Political Developments and Market Reactions

Uncertainty Over Finance Minister Appointment

On the political front, the frontrunner to succeed Keir Starmer as prime minister, Andy Burnham, has yet to pick a finance minister.

Investors have expressed concern about who might take the job and what that might mean for Britain's stretched finances. Online betting platform Polymarket places a 55% chance of former energy minister Ed Miliband, who is known to be more left-leaning and favour more expansive fiscal policy, getting the job.

Market and Analyst Perspectives

"Andy Burnham seems likely to take the post of PM around the 20th of this month, but first, he needs his Chancellor. Shockingly, Ed Miliband is the bookies' favourite, quite why is difficult to say, with the former energy secretary and Labour party leader being well known for more fiscally expansive budget ideas than the Treasury is likely comfortable with," David Stritch, currency analyst at Caxton FX, said.

Burnham said last week he had not made a decision on who he would appoint to the role. 

Shifts in Market Sentiment and Bond Yields

On June 22, when Starmer announced he would step down, traders on Polymarket were attaching a 73% chance of former health secretary Wes Streeting becoming finance minister, while Miliband was at 10%.

Since then, UK government bond yields have dropped by 12 basis points to 4.79%, but have crept up from a three-month low of 4.676% struck on June 24, as Miliband's chances have risen.  

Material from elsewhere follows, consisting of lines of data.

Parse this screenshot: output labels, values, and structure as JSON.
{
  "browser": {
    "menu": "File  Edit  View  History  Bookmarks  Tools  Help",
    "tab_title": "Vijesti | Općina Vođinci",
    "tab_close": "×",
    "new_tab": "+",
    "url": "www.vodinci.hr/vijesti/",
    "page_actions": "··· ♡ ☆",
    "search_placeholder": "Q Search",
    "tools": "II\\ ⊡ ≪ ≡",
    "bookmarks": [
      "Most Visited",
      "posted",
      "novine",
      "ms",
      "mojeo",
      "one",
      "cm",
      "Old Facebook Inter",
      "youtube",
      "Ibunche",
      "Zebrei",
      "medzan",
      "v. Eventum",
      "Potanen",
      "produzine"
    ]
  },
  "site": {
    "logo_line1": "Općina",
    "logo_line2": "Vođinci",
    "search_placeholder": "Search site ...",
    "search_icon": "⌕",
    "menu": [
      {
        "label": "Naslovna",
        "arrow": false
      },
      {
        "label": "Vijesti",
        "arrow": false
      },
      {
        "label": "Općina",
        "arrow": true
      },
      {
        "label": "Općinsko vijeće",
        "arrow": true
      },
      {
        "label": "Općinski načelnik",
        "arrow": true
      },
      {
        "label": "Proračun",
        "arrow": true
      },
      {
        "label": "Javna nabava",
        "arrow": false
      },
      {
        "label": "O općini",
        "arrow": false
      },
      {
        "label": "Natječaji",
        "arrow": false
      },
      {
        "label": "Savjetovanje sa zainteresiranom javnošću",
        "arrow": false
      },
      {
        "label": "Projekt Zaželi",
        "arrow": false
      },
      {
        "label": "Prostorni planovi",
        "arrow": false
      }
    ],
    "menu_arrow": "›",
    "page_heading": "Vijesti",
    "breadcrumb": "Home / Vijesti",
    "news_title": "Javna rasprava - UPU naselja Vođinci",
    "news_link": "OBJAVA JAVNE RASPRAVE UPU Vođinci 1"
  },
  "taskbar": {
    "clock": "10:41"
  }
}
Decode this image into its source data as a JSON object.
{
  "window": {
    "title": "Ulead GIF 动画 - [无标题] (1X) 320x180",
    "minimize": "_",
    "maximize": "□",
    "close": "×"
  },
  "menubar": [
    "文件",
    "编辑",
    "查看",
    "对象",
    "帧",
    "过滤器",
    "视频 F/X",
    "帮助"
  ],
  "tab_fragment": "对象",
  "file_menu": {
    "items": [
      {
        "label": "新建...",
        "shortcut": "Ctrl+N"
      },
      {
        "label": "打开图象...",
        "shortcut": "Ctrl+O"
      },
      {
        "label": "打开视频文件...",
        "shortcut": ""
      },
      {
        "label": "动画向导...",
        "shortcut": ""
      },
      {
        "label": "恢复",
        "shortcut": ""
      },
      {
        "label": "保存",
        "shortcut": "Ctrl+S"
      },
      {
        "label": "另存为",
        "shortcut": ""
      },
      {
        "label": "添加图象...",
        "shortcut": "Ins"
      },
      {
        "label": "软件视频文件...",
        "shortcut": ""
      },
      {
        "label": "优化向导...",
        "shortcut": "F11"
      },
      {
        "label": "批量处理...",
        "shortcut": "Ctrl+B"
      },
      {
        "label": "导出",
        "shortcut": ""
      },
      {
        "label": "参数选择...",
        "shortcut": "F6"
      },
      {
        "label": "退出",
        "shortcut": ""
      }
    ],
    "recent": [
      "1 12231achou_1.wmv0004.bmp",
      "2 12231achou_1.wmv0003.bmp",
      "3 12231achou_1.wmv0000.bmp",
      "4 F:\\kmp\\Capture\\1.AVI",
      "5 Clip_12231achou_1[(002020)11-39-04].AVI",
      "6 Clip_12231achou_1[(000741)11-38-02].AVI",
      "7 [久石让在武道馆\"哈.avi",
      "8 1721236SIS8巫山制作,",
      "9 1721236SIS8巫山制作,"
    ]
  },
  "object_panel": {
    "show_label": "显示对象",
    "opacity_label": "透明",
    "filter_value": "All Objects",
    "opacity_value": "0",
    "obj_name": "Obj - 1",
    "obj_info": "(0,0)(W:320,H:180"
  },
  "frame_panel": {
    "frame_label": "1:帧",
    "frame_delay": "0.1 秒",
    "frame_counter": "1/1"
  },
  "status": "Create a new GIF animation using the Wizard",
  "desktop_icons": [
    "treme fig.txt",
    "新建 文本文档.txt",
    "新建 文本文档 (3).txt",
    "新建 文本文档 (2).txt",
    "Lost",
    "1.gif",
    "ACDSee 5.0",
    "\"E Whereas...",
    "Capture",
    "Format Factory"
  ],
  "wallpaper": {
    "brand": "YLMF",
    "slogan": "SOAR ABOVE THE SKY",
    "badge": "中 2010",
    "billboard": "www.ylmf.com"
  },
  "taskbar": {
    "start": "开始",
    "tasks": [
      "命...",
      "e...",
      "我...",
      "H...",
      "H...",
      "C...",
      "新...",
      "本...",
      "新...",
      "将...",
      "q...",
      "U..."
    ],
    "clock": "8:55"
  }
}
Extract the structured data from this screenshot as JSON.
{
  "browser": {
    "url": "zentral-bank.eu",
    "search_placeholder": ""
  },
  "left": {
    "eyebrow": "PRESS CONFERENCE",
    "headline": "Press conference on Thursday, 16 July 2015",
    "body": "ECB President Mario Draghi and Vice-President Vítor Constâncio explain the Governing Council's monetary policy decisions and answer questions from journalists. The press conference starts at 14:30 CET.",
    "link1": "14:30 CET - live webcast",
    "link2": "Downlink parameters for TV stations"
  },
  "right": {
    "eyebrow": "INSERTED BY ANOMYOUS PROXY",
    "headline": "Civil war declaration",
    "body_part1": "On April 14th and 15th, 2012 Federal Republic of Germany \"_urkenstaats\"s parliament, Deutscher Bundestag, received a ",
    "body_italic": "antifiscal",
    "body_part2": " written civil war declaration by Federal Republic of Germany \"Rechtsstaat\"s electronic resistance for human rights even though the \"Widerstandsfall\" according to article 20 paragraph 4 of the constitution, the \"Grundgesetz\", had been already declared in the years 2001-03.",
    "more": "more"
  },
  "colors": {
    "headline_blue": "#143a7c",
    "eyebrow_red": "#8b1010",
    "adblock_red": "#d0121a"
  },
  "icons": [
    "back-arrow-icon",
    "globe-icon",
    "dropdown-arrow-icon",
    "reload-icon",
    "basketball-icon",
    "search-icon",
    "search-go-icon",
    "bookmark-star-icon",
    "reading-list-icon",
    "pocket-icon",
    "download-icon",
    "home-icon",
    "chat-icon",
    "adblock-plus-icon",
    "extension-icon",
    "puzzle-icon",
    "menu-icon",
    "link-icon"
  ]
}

(Reporting by Amanda Cooper; Editing by Sharon Singleton)

Key Takeaways

  • U.S. nonfarm payrolls rose by just 57,000 in June—far below expectations—leading to a rebound in the dollar and halting the pound’s rally.(kiplinger.com)
  • UK firms’ price expectations rose to 4.1% in the year ahead, the highest since early 2024, reinforcing concerns over persistent corporate inflation.(ca.marketscreener.com)
  • Political uncertainty looms as Andy Burnham emerges as the frontrunner to succeed Starmer, with investors anxious about the potential fiscal direction under Ed Miliband, who is currently polling as the favorite for Chancellor.(lemonde.fr)

References

Frequently Asked Questions

Why did the pound fall against the dollar after a seven-day rally?
The pound fell as the dollar recovered after last week's selloff, following weaker-than-expected US jobs data that affected investor expectations.
How did recent US jobs data impact Federal Reserve rate hike expectations?
Weaker US jobs data led investors to dial back bets that the Federal Reserve would raise interest rates soon, putting downward pressure on the dollar.
What are the chances of the Bank of England raising rates this year?
Markets now attach a 70% probability of just one Bank of England rate rise in 2024, down from earlier expectations of more increases.
Who are the frontrunners for UK finance minister?
Ed Miliband and Wes Streeting have emerged as leading candidates, with Miliband currently favoured by betting markets.